Mais cette annonce du mystère de Jésus-Christ, même si elle déroute les prévisions des hommes, est destinée à la terre entière, car "l'Évangile est une force de Dieu pour le salut" (Rm 1,16), et la proclamation de la parole est dotée par l'Esprit d'une puissance qui la rend efficace et finalement triomphante. Ce que nous aurons dit du message de Jésus en toute discrétion dans le secret d'une chambre ou d'un bureau, ce que nous aurons suggéré à l'oreille d'un frère ou d'une sœur à la recherche de Dieu, sera peut-être redit, amplifié, proclamé, divulgué au grand jour, de terrasse en terrasse, de journal en revue, de radio en radio.
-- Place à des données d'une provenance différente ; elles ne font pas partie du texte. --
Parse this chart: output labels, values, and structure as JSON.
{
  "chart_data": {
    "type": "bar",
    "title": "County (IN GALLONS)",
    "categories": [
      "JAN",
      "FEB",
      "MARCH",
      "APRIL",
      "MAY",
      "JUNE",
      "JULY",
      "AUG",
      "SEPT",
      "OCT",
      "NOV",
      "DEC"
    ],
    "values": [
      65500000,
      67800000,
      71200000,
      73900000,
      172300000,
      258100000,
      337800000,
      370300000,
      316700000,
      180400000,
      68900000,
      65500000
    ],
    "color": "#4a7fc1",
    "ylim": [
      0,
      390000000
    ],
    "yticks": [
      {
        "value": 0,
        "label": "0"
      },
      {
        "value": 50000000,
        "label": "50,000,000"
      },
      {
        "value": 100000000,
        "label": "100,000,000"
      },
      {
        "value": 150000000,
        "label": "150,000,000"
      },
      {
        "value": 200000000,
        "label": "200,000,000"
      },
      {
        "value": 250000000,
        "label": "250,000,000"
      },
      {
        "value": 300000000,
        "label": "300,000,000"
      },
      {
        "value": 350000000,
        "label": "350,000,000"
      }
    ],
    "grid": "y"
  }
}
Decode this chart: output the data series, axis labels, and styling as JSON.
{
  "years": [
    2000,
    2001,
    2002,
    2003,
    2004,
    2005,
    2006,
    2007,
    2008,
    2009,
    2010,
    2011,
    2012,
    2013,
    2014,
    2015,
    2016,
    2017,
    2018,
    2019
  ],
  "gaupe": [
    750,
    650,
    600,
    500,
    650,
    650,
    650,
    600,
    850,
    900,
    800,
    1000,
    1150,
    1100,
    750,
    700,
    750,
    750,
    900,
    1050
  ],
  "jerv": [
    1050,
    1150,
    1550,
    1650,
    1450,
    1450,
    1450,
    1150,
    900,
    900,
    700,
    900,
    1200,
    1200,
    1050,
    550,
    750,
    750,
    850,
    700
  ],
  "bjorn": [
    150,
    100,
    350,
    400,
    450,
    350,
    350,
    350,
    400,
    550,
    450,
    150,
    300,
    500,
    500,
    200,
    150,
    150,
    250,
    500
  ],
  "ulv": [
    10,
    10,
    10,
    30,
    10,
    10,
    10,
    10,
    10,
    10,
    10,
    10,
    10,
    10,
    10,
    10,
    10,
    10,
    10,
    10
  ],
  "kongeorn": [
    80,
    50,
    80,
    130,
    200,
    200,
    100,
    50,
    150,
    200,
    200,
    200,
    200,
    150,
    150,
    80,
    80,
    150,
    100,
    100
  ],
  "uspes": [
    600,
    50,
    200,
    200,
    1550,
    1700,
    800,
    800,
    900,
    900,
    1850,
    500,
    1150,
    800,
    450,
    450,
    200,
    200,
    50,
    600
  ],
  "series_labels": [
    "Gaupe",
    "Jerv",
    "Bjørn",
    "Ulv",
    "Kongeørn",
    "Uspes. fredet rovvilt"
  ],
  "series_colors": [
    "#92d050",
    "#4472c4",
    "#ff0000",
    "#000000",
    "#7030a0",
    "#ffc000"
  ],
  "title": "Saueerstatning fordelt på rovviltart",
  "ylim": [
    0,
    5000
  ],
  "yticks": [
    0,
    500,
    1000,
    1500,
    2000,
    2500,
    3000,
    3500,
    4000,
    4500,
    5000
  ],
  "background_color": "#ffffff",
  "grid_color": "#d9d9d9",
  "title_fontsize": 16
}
Dans cette certitude de la victoire de la parole, tout au long du temps de l'Église, s'enracine la hardiesse des témoins de l'Évangile. Parce qu'ils sont adossés aux promesses du Christ, ils ne se laissent pas intimider par les calomnies ou les menaces, ni paralyser par leurs propres limites. Leur fidélité peut fléchir à certaines heures et leurs projets missionnaires échouer en partie, mais "la parole du Seigneur accomplira sa course" (2 Th 3,1).

 

² Ce succès du message sera, en tout temps, l'œuvre de l'Esprit, et échappera souvent à nos prévisions comme à nos analyses. Dans bien des cas nous ne pourrons articuler la parole de Dieu qu'avec précaution, et sur le mode de la confidence, au moment où le cœur de l'homme sera prêt à la recevoir. Parfois des mois de témoignage muet seront nécessaires pour préparer et authentifier une référence à l'Évangile, et lors des persécutions les témoins de Jésus se verront contraints de "parler dans les ténèbres". Mais le moment du dévoilement viendra toujours, à l'heure de Dieu, et jusqu'à l'heure de la grande moisson les missionnaires de Jésus travailleront dans l'espérance, "pleins d'assurance en l'appui du Seigneur, qui rendra témoignage à la parole de sa grâce" (Ac 14,3).